CADChain: What do you think about blockchain technology? What value can it bring to the industry?

GT: There are three main benefits of the implementation of blockchain technology:

  • The main advantage is the fact that companies will be able to use and share their CAD files with the same ease they use their bank cards while being protected. It can ensure efficiency also because no matter what changes are made to the files, their identity will be unique.
  • In recent years, the implementation of cloud technology has allowed companies to enhance the communication and the efficiency of design engineers, by letting them work in parallel. However, a new problem to secure the CAD files’ integrity emerged.
  • Free launchers are going to be greatly benefited, as they will be able to sell their drawings while ensuring security on their rights to the product. Therefore, the implementation of a coin to support such transactions could be viable in the future. In detail, there are a lot of websites for professional or non-professional designers that offer free or low-cost drawings such as Thingiverse that could be even more productive and operational under the protection of blockchain security protocols. Consequently, this will create another incentive for designers to upload their drawings.
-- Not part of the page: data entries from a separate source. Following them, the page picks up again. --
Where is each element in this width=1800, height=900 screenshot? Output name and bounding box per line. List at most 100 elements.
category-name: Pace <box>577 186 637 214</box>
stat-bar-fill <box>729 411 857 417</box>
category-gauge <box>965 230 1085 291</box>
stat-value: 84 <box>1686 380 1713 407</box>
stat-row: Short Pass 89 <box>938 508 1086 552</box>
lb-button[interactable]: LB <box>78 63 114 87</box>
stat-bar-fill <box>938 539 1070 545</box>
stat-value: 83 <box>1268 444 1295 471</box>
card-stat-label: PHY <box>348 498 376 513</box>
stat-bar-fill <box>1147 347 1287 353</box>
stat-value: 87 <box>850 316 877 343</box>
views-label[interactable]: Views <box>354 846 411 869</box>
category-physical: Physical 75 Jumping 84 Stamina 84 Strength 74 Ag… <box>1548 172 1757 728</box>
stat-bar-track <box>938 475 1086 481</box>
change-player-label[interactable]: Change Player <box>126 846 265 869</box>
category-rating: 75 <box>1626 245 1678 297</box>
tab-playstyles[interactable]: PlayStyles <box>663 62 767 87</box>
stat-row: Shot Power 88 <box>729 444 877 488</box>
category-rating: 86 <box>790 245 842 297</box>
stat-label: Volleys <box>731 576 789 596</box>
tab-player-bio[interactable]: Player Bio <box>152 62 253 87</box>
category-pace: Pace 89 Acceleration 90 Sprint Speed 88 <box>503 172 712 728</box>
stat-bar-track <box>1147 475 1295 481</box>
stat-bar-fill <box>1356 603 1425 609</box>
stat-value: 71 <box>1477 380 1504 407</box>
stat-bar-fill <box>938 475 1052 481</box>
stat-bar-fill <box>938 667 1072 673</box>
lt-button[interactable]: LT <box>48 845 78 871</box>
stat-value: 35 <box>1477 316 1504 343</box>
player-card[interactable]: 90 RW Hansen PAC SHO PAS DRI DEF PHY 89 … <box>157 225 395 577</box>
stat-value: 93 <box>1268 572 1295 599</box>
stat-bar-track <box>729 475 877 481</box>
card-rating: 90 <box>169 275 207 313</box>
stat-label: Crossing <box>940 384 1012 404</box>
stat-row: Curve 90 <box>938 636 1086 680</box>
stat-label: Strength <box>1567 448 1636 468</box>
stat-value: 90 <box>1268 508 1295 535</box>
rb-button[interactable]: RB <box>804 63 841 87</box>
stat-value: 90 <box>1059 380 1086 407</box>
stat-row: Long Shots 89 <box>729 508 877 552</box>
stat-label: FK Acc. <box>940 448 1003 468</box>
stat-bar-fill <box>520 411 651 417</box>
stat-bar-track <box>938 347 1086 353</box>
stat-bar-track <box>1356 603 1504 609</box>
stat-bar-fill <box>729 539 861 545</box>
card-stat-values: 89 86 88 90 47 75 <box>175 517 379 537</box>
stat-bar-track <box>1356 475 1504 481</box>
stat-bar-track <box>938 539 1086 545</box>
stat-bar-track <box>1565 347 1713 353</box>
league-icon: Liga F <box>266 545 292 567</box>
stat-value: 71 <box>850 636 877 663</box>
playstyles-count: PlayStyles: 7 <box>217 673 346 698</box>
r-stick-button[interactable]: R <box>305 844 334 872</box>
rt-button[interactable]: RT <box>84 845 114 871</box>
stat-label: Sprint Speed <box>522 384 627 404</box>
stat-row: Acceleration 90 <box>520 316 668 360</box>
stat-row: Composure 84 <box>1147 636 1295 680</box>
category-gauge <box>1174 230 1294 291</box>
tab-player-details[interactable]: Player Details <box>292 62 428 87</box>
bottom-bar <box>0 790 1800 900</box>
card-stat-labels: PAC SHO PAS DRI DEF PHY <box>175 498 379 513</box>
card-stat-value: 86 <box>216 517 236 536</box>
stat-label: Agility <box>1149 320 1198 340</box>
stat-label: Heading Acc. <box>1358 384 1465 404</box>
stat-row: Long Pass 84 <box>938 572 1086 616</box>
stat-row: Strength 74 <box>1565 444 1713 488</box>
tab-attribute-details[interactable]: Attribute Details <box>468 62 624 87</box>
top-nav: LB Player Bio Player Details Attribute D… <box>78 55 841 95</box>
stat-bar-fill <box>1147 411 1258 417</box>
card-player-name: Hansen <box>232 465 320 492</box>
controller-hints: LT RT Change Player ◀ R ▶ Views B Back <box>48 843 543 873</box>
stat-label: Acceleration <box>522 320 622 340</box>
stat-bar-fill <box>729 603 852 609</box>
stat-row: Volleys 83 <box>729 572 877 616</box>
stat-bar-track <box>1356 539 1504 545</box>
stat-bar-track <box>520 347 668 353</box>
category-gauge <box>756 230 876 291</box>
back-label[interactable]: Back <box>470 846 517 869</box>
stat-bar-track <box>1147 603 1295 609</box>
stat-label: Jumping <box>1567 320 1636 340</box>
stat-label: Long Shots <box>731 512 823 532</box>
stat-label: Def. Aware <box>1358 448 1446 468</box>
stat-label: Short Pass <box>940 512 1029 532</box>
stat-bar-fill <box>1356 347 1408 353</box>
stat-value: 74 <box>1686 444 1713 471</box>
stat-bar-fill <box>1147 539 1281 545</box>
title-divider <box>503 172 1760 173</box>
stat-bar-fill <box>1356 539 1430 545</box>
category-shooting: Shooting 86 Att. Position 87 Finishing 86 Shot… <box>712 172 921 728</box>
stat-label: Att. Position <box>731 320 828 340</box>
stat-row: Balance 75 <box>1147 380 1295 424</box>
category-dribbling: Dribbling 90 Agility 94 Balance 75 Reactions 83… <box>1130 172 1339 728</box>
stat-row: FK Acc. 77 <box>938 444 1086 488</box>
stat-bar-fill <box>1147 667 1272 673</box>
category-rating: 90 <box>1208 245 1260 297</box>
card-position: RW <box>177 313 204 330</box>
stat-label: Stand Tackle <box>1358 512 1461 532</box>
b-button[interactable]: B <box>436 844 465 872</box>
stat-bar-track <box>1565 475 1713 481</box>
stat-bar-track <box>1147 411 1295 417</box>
CADChainWhat kind of tools do you usually use for CAD data protection in your work? Do you consider blockchain solutions for this purpose?

GT: Blockchain technology is expected to be the future of encryption. Taking a step back, we can talk about the CIA protocol that applies to encryption, namely Confidentiality, Integrity, and Availability.

Confidentiality comes from the fact that blockchain encryption cannot be broken, except by using current techniques and/or technology, integrity since every transaction within the blockchain can be tracked and approved. And finally, availability because of the number of peers and nodes that can verify actions rapidly.

Unfortunately, for small to medium scale companies’ data protection for CAD files is no different than this for any other set of data. Some of the software, like Sealpath, are good alternatives, while someone can get a demo upon request to test the capabilities. But, in my point of view, a more solid and permanent solution is needed, and I believe that blockchain mixed with cybersecurity is the major one.